# what would work?



## T4987 (Nov 25, 2006)

I'm moving my tank to the most visible spot in my room so I want to add a few plants to it. Its a 10g with 2x 15 watt bulbs. What I'm looking for is a plant for the foreground 4-6 inches tall, also I want to find some short grass that roots well. Every time I buy the dwarf hair grass it uproots and gets sucked into my filter.

I previously had a sword for my foreground plant. I know the usually grow several inches but something about my tank kept mine about 5 inches with 6-8 leaves. If you know any plants that are about 5-6 inches and look similar to an amazon sword I would like to know.
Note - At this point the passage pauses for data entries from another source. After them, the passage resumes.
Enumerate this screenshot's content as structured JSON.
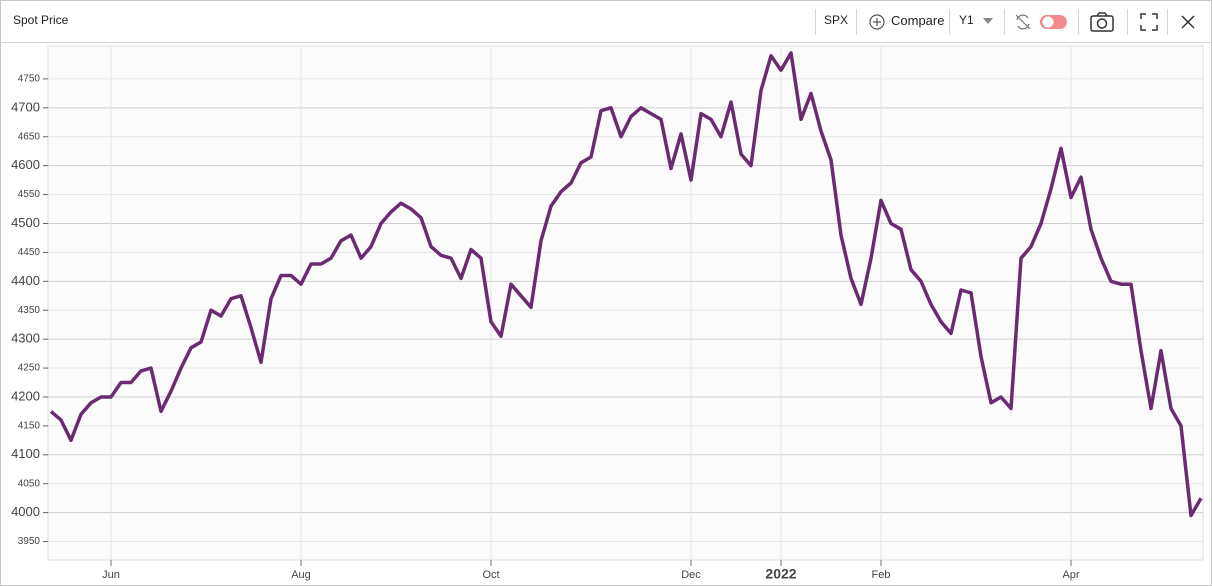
{
  "toolbar": {
    "symbol": "SPX",
    "compare": "Compare",
    "axis": "Y1"
  },
  "chart_data": {
    "type": "line",
    "title": "Spot Price",
    "color": "#6a2c70",
    "categories": [
      null,
      null,
      null,
      null,
      null,
      null,
      "Jun",
      null,
      null,
      null,
      null,
      null,
      null,
      null,
      null,
      null,
      null,
      null,
      null,
      null,
      null,
      null,
      null,
      null,
      null,
      "Aug",
      null,
      null,
      null,
      null,
      null,
      null,
      null,
      null,
      null,
      null,
      null,
      null,
      null,
      null,
      null,
      null,
      null,
      null,
      "Oct",
      null,
      null,
      null,
      null,
      null,
      null,
      null,
      null,
      null,
      null,
      null,
      null,
      null,
      null,
      null,
      null,
      null,
      null,
      null,
      "Dec",
      null,
      null,
      null,
      null,
      null,
      null,
      null,
      null,
      "2022",
      null,
      null,
      null,
      null,
      null,
      null,
      null,
      null,
      null,
      "Feb",
      null,
      null,
      null,
      null,
      null,
      null,
      null,
      null,
      null,
      null,
      null,
      null,
      null,
      null,
      null,
      null,
      null,
      null,
      "Apr",
      null,
      null,
      null,
      null,
      null,
      null,
      null,
      null,
      null,
      null,
      null,
      null,
      null
    ],
    "values": [
      4175,
      4160,
      4125,
      4170,
      4190,
      4200,
      4200,
      4225,
      4225,
      4245,
      4250,
      4175,
      4210,
      4250,
      4285,
      4295,
      4350,
      4340,
      4370,
      4375,
      4320,
      4260,
      4370,
      4410,
      4410,
      4395,
      4430,
      4430,
      4440,
      4470,
      4480,
      4440,
      4460,
      4500,
      4520,
      4535,
      4525,
      4510,
      4460,
      4445,
      4440,
      4405,
      4455,
      4440,
      4330,
      4305,
      4395,
      4375,
      4355,
      4470,
      4530,
      4555,
      4570,
      4605,
      4615,
      4695,
      4700,
      4650,
      4685,
      4700,
      4690,
      4680,
      4595,
      4655,
      4575,
      4690,
      4680,
      4650,
      4710,
      4620,
      4600,
      4730,
      4790,
      4765,
      4795,
      4680,
      4725,
      4660,
      4610,
      4480,
      4405,
      4360,
      4440,
      4540,
      4500,
      4490,
      4420,
      4400,
      4360,
      4330,
      4310,
      4385,
      4380,
      4270,
      4190,
      4200,
      4180,
      4440,
      4460,
      4500,
      4560,
      4630,
      4545,
      4580,
      4490,
      4440,
      4400,
      4395,
      4395,
      4280,
      4180,
      4280,
      4180,
      4150,
      3995,
      4025
    ],
    "ylim": [
      3925,
      4800
    ],
    "yticks": [
      3950,
      4000,
      4050,
      4100,
      4150,
      4200,
      4250,
      4300,
      4350,
      4400,
      4450,
      4500,
      4550,
      4600,
      4650,
      4700,
      4750
    ],
    "grid": true
  }
}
I would like to have some color so if you know of anything not green that fits the bill I would use one of those also.

In case it helps you think of of a good plant to go in my tank heres how I plan to do everything. 1-2 foreground plants, some dwarf hair grass set into a green sand dollar in the center of the tank, and on the left back side I will have a white fist sized chunk of white quarts surrounded by java moss, and finally on the back right side I will have several java ferns 2-4 inches each attached to a piece of petrified wood that looks like a mini tree trunk.

I would take a picture for you but my camera is missing for now.


----------



## Mr Aquarium (Jan 18, 2005)

Crypt Wentii is what your looking for, grows well in about any tank and conditions and lookes nice, would be a nice background plant for a 10g,
Might also try dwarf swords for a forground plant, they do stay a couple inches tall and are pretty cute.
Regular sword plants, like the amazon sword, just for thr record, will top at over 2' tall in the right cond.

Might have a look at the plants at Plankgeeks or some other plant site, 
gives you info what they need and grouth size n all that..

Your sword was probably not getting enough foor source why it stayed small,
in my planted tanks, I hardly ever touch the gravel, with a vac or anything,
only time I disturb it is when I put root ferts in or thin something out.
I just sometimes vac across the surface around plants.


----------



## T4987 (Nov 25, 2006)

The crypts looks like it would be what I want I also found a grass like plant for the center of the tank micro sword.


----------